Plastics Pose Threat to Obesity
- Jisun Hwang
- Sep 14, 2022
- 2 min read

The global obesity epidemic is getting worse, especially among children, with rates of obesity rising over the past decade and shifting to earlier ages. In the US, approximately 40% of today’s secondary school students were overweight by the time they started high school. Globally, the incidence of obesity has tripled since the 1970s, with fully one billion people expected to be obese by 2030. The consequences are significant, as obesity correlates closely with high blood pressure, diabetes, heart disease and other serious health issues. Despite the magnitude of the problem, there is still no consensus or agreement on the cause.
An emerging view among scientists is that one major overlooked component in obesity is almost certainly our environment — in particular, the pervasive presence within it of chemicals which, even at very low doses, act to disturb the normal functioning of human metabolism, interfering the body’s ability to regulate its intake and expenditure of energy.
A study published in the journal Environmental Science and Technology in January this year found that there are over 55,000 different chemical components in plastic consumer products and identified 629 substances of which 11 are known to be metabolism-disrupting chemicals (MDCs) that trigger obesity.
According to recent research, obesogens have harmful effects on individuals that often go undetected by traditional tests of chemical toxicity.
Mr. Blumberg, an expert on obesity and endocrine-disrupting chemicals from the University of California, and his colleagues demonstrate this in studies using tributyltin (TBT), a chemical used in wood preservatives, among other things.
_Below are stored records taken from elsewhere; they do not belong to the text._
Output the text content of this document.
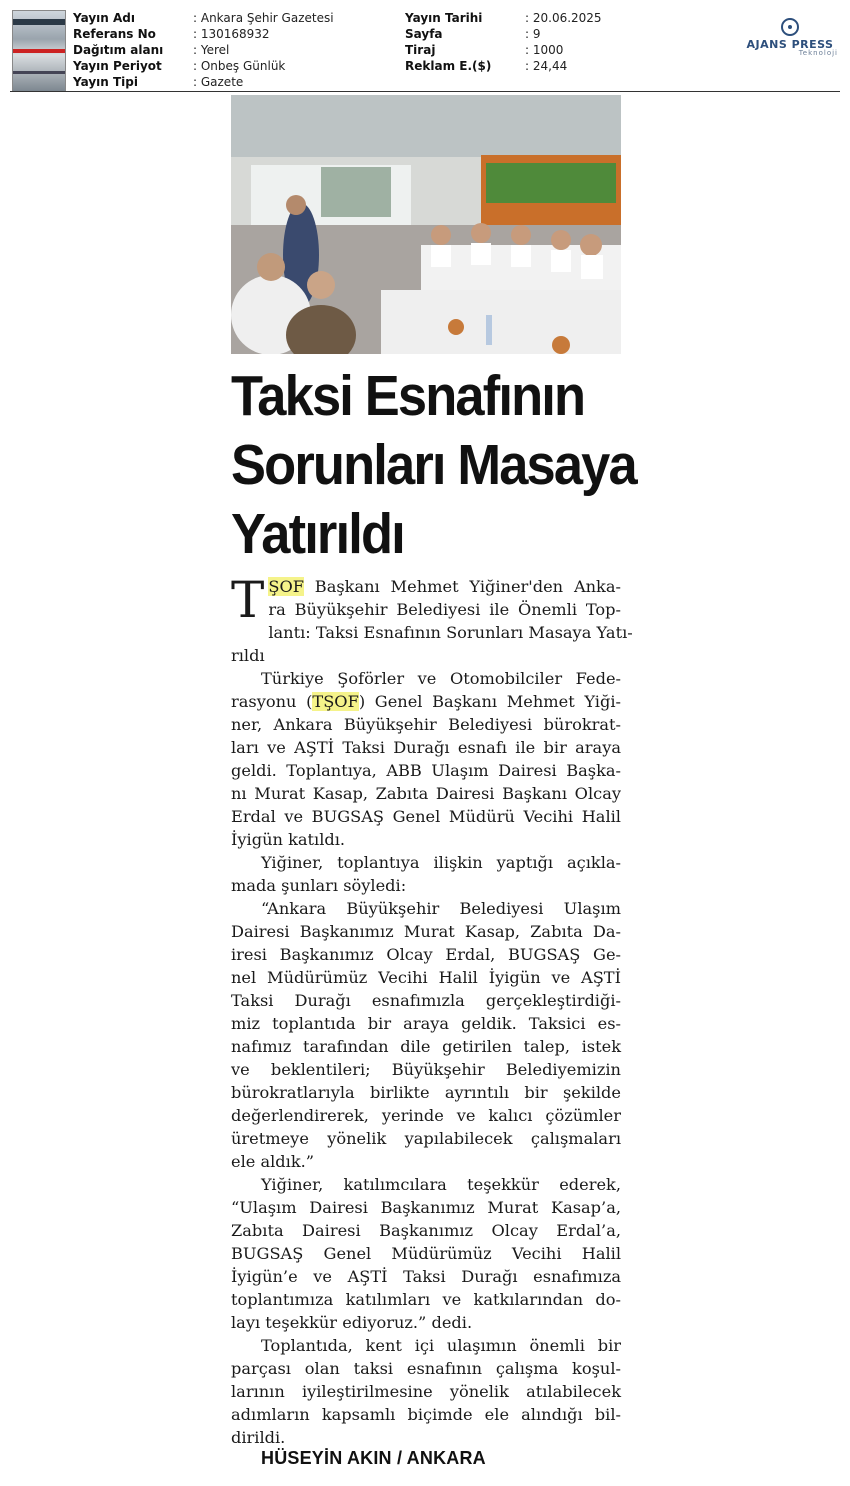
Yayın Adı	: Ankara Şehir Gazetesi
Referans No	: 130168932
Dağıtım alanı : Yerel
Yayın Periyot	: Onbeş Günlük
Yayın Tipi	: Gazete
Yayın Tarihi	: 20.06.2025
Sayfa	: 9
Tiraj	: 1000
Reklam E.($)	: 24,44
AJANS PRESS
Teknoloji
Taksi Esnafının
Sorunları Masaya
Yatırıldı
T ŞOF Başkanı Mehmet Yiğiner'den Anka-
ra Büyükşehir Belediyesi ile Önemli Top-
lantı: Taksi Esnafının Sorunları Masaya Yatı-
rıldı
Türkiye Şoförler ve Otomobilciler Fede-
rasyonu (TŞOF) Genel Başkanı Mehmet Yiği-
ner, Ankara Büyükşehir Belediyesi bürokrat-
ları ve AŞTİ Taksi Durağı esnafı ile bir araya
geldi. Toplantıya, ABB Ulaşım Dairesi Başka-
nı Murat Kasap, Zabıta Dairesi Başkanı Olcay
Erdal ve BUGSAŞ Genel Müdürü Vecihi Halil
İyigün katıldı.
Yiğiner, toplantıya ilişkin yaptığı açıkla-
mada şunları söyledi:
“Ankara Büyükşehir Belediyesi Ulaşım
Dairesi Başkanımız Murat Kasap, Zabıta Da-
iresi Başkanımız Olcay Erdal, BUGSAŞ Ge-
nel Müdürümüz Vecihi Halil İyigün ve AŞTİ
Taksi Durağı esnafımızla gerçekleştirdiği-
miz toplantıda bir araya geldik. Taksici es-
nafımız tarafından dile getirilen talep, istek
ve beklentileri; Büyükşehir Belediyemizin
bürokratlarıyla birlikte ayrıntılı bir şekilde
değerlendirerek, yerinde ve kalıcı çözümler
üretmeye yönelik yapılabilecek çalışmaları
ele aldık.”
Yiğiner, katılımcılara teşekkür ederek,
“Ulaşım Dairesi Başkanımız Murat Kasap’a,
Zabıta Dairesi Başkanımız Olcay Erdal’a,
BUGSAŞ Genel Müdürümüz Vecihi Halil
İyigün’e ve AŞTİ Taksi Durağı esnafımıza
toplantımıza katılımları ve katkılarından do-
layı teşekkür ediyoruz.” dedi.
Toplantıda, kent içi ulaşımın önemli bir
parçası olan taksi esnafının çalışma koşul-
larının iyileştirilmesine yönelik atılabilecek
adımların kapsamlı biçimde ele alındığı bil-
dirildi.
HÜSEYİN AKIN / ANKARA
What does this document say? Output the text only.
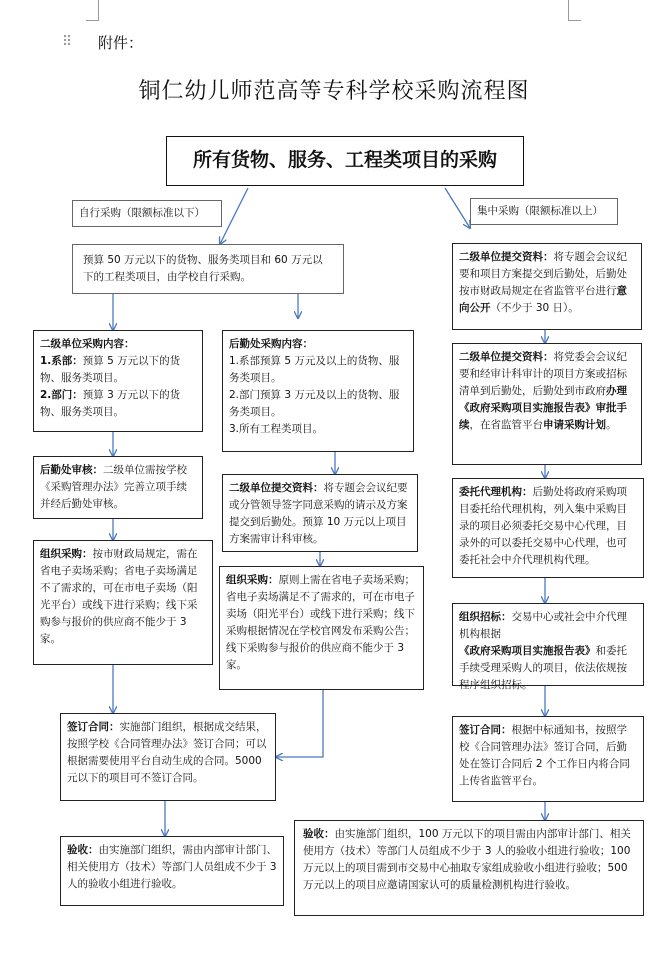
⠿ 附件：
铜仁幼儿师范高等专科学校采购流程图
所有货物、服务、工程类项目的采购
自行采购（限额标准以下）	集中采购（限额标准以上）
预算 50 万元以下的货物、服务类项目和 60 万元以下的工程类项目，由学校自行采购。
二级单位采购内容：
1.系部：预算 5 万元以下的货物、服务类项目。
2.部门：预算 3 万元以下的货物、服务类项目。
后勤处审核：二级单位需按学校《采购管理办法》完善立项手续并经后勤处审核。
组织采购：按市财政局规定，需在省电子卖场采购；省电子卖场满足不了需求的，可在市电子卖场（阳光平台）或线下进行采购；线下采购参与报价的供应商不能少于 3 家。
后勤处采购内容：
1.系部预算 5 万元及以上的货物、服务类项目。
2.部门预算 3 万元及以上的货物、服务类项目。
3.所有工程类项目。
二级单位提交资料：将专题会会议纪要或分管领导签字同意采购的请示及方案提交到后勤处。预算 10 万元以上项目方案需审计科审核。
组织采购：原则上需在省电子卖场采购；省电子卖场满足不了需求的，可在市电子卖场（阳光平台）或线下进行采购；线下采购根据情况在学校官网发布采购公告；线下采购参与报价的供应商不能少于 3 家。
签订合同：实施部门组织，根据成交结果，按照学校《合同管理办法》签订合同；可以根据需要使用平台自动生成的合同。5000 元以下的项目可不签订合同。
验收：由实施部门组织，需由内部审计部门、相关使用方（技术）等部门人员组成不少于 3 人的验收小组进行验收。
二级单位提交资料：将专题会会议纪要和项目方案提交到后勤处，后勤处按市财政局规定在省监管平台进行意向公开（不少于 30 日）。
二级单位提交资料：将党委会会议纪要和经审计科审计的项目方案或招标清单到后勤处，后勤处到市政府办理《政府采购项目实施报告表》审批手续，在省监管平台申请采购计划。
委托代理机构：后勤处将政府采购项目委托给代理机构，列入集中采购目录的项目必须委托交易中心代理，目录外的可以委托交易中心代理，也可委托社会中介代理机构代理。
组织招标：交易中心或社会中介代理机构根据《政府采购项目实施报告表》和委托手续受理采购人的项目，依法依规按程序组织招标。
签订合同：根据中标通知书，按照学校《合同管理办法》签订合同，后勤处在签订合同后 2 个工作日内将合同上传省监管平台。
验收：由实施部门组织，100 万元以下的项目需由内部审计部门、相关使用方（技术）等部门人员组成不少于 3 人的验收小组进行验收；100 万元以上的项目需到市交易中心抽取专家组成验收小组进行验收；500 万元以上的项目应邀请国家认可的质量检测机构进行验收。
In their experiments, scientists found that exposing mice to low and supposedly safe levels of TBT significantly increased fat accumulation in the next three generations. TBT trigger such effects by interfering directly with the normal biochemistry of the endocrine system, which regulates the storage and use of energy, as well as human eating behavior. This biochemistry depends on a wide variety of hormones produced in organs such as the gastrointestinal tract, pancreas and liver, as well as chemicals in the brain capable of altering feelings of hunger. Experiments have shown that mice exposed to obesogenic chemicals before birth exhibit significantly altered appetites later in their lives, and a propensity to obesity.
In addition, around 1,000 obesogens with such effects have already been identified in studies with animals or humans, the Bloomberg report said.
This includes Bisphenol A, a chemical widely used in plastics, and phthalates, plasticising agents used in paints, medicine and cosmetics.
Others include parabens used as preservatives in food and paper products and chemicals called organotins used as fungicides.
Recent studies have also found that obesity affects cats, dogs and other animals living in proximity to people as well as in laboratory rodents and primates – animals raised under strictly controlled conditions of caloric intake and exercise.
In sum, it is possible that people have inadvertently saturated our living environment with chemicals affecting some of the most fundamental biochemical interaction controlling human growth and development. The obesity epidemic will likely continue, or get worse, unless we can find ways to eliminate such chemicals from the environment, or at least identify the most problematic substances and significantly reduce human exposure to them.
At the least, it will require a transformation in the way we test chemicals for their toxicity, especially the many compounds that are omnipresent in our food, plastics, paints, cosmetics and other products.